When Wyze announced in late January that it would discontinue the original Wyze Cam only days later, it couched the move as a celebration, going so far as to say that the camera “will always hold a special place in our hearts.”
But even as Wyze promised that “you can still use your Wyze Cam v1” following its impending February 1 end-of-life date, the company added ominously–and only in a footnote–that “your continued use of the Wyze Cam v1 after February 1, 2022 carries increased risk, is discouraged by Wyze and is entirely at your own risk.”
At the time, something sounded a little, well, off about Wyze’s sudden announcement. Now, it appears we know why.
Earlier this week, cybersecurity firm Bitdefender revealed (as first reported by BleepingComputer) that it had previously–as in three years ago–discovered a trio of serious Wyze Cam vulnerabilities, one of which would have allowed attackers to access the data on the camera’s SD card, including recorded video footage.
Bitdefender says it initially warned Wyze about the flaws in March 2019. The first two bugs were patched in September 2019 and November 2020, but the SD card flaw remained unpatched until January 29, 2022, and only the Wyze Cam v2 and v3 got the fix, leaving the original Wyze Cam vulnerable to the security hole.
When announcing that it was “retiring” the Wyze Cam v1, Wyze said it was because the camera “can no longer support a necessary security update.” Looking back, it sure sounds like the update Wyze was referring to was the SD card vulnerability patch that the Wyze Cam v2 and v3 received.
I have yet to hear back from Wyze about the Bitdefender report, but in a statement to BleepingComputer, a Wyze rep said:
At Wyze, we put immense value in our users’ trust in us, and take all security concerns seriously.
We are constantly evaluating the security of our systems and take appropriate measures to protect our customers’ privacy. We appreciated the responsible disclosure provided by Bitdefender on these vulnerabilities. We worked with Bitdefender and patched the security issues in our supported products. These updates are already deployed in our latest app and firmware updates.
That’s all well and good, but it doesn’t answer the question of why Wyze didn’t simply explain the SD card vulnerability in the original, unpatched Wyze Cam and explicitly warn users of the risks.
A wise woman in the technology sector once told me, “We don’t sell toothpaste; we sell trust.” Well, Wyze is now facing a serious credibility gap, and it needs to come clean. An apology is probably in order, too.

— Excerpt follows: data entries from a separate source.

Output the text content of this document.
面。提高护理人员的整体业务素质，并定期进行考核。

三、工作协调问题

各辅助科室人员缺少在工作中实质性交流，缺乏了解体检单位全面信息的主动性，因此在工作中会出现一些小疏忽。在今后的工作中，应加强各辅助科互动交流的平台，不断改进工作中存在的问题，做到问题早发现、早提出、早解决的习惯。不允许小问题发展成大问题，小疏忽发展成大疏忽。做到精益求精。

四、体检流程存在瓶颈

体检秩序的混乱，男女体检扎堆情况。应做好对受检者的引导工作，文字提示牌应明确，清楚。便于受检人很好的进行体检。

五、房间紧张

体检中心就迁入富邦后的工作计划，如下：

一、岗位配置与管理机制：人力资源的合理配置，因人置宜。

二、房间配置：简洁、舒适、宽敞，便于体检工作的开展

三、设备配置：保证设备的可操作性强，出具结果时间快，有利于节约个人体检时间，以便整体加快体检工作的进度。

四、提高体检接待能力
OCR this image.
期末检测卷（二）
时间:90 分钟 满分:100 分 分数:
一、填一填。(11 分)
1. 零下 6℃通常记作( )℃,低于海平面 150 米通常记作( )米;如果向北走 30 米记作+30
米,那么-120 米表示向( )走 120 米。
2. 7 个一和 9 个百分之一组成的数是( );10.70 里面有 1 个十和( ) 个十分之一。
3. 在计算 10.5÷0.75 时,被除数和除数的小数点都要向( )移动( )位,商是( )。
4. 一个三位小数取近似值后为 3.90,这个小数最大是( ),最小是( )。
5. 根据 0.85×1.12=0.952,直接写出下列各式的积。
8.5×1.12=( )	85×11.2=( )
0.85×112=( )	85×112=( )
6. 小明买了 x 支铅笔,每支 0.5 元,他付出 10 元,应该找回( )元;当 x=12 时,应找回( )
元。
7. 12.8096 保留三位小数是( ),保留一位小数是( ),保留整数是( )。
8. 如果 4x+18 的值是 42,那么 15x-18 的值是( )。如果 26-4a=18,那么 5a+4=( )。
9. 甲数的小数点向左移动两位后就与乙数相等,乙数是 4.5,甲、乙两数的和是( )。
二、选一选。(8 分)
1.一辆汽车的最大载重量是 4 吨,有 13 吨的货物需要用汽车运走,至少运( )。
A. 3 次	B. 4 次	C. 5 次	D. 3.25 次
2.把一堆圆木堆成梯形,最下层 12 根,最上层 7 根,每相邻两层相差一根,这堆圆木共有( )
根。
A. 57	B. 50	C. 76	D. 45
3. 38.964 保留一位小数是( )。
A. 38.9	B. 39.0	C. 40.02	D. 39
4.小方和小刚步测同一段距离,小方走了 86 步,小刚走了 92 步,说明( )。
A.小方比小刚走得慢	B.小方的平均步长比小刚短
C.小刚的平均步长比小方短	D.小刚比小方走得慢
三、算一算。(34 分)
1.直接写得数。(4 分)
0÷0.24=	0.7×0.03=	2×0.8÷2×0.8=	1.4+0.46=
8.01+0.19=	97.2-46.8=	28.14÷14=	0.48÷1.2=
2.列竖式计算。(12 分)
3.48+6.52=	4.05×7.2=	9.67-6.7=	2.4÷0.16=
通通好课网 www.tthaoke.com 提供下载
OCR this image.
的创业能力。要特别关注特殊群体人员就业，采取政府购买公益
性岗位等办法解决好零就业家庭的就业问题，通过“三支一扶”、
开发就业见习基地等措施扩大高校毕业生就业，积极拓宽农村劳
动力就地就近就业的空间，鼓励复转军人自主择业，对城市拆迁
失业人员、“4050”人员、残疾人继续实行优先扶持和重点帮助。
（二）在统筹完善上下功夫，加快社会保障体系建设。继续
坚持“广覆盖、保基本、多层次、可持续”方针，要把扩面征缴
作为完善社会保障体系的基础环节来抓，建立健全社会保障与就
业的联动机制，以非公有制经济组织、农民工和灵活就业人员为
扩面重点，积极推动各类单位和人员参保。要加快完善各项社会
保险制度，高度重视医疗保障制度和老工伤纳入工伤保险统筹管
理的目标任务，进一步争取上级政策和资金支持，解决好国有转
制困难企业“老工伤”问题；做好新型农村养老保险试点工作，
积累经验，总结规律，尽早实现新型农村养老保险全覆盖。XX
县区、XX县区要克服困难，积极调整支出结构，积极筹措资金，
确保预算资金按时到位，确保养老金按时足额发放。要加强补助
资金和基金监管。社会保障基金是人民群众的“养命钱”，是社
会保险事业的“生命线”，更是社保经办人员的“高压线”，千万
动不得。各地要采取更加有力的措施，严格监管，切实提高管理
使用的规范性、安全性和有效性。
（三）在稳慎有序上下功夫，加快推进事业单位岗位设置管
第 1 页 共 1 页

Update: Wyze sent me a link to its official response on the evening after this story was originally published. The full text is included below.
At Wyze, we put immense value in our users’ trust in us, and take all security concerns seriously.
We are constantly evaluating the security of our systems and taking appropriate measures to protect our customers’ privacy. We appreciated the responsible disclosure provided by Bitdefender on these vulnerabilities, and worked directly with them to patch the security issues in our supported products before the public report.
We first would like to let our users know that these vulnerabilities required some form of local network access. So, you would have had to expose your local network to either the bad actor directly or the Internet at large for these vulnerabilities to be exploitable remotely (rest assured you shouldn’t and likely don’t have a setup like this).
As Bitdefender reported in their timeline, we issued the first patch in the month following our notification, and over time we continued to mitigate the risk of these exploits with additional patches in the months that followed. We have fixed these issues and no longer consider this ongoing after the release of the final critical security updates for the last of the local vulnerabilities found in the report in February 2022. Though we kicked off development quickly, we want to respond quicker in the future and have made significant advances in our security infrastructure, including hiring a team of dedicated security engineers to work exclusively on responses to security events and strengthening protection for our users.
You might be wondering, “Why am I just hearing about this now?” Bitdefender and Wyze both take the safety of affected users seriously. Knowing that we were actively working on risk mitigation and corrective updates, we came to the conclusion together that it was safest to be prudent about the details until the vulnerabilities were fixed.
Unfortunately, despite extensive efforts stretching into 2022, we found Wyze Cam v1 (last sold in March 2018) couldn’t support the necessary security updates. The limited camera memory that prompted us to create Wyze Cam v2 directly prevented patching these issues on that product. We were transparent with our customers and disclosed our inability to continue to offer necessary security updates in an email announcing the end-of-life (EOL) for this product. For security reasons, we again chose to remain prudent about the specific reason why until now to limit the risk to all of our affected users across affected models. We strongly suggest that our customers no longer use EOL products as security and other critical updates are no longer provided, and we continue to urge Wyze Cam v1 owners to discontinue the use of these products.
Selecting technology to protect your home and your loved ones is a big decision. Our journey to make great tech accessible to everyone continues, and we are committed to providing an experience that is reliable and secure for everyone.
If anyone has questions or concerns about Wyze security, please email our security team directly through security@wyze.com.
Updated on April 4, 2022 to add an official response from Wyze.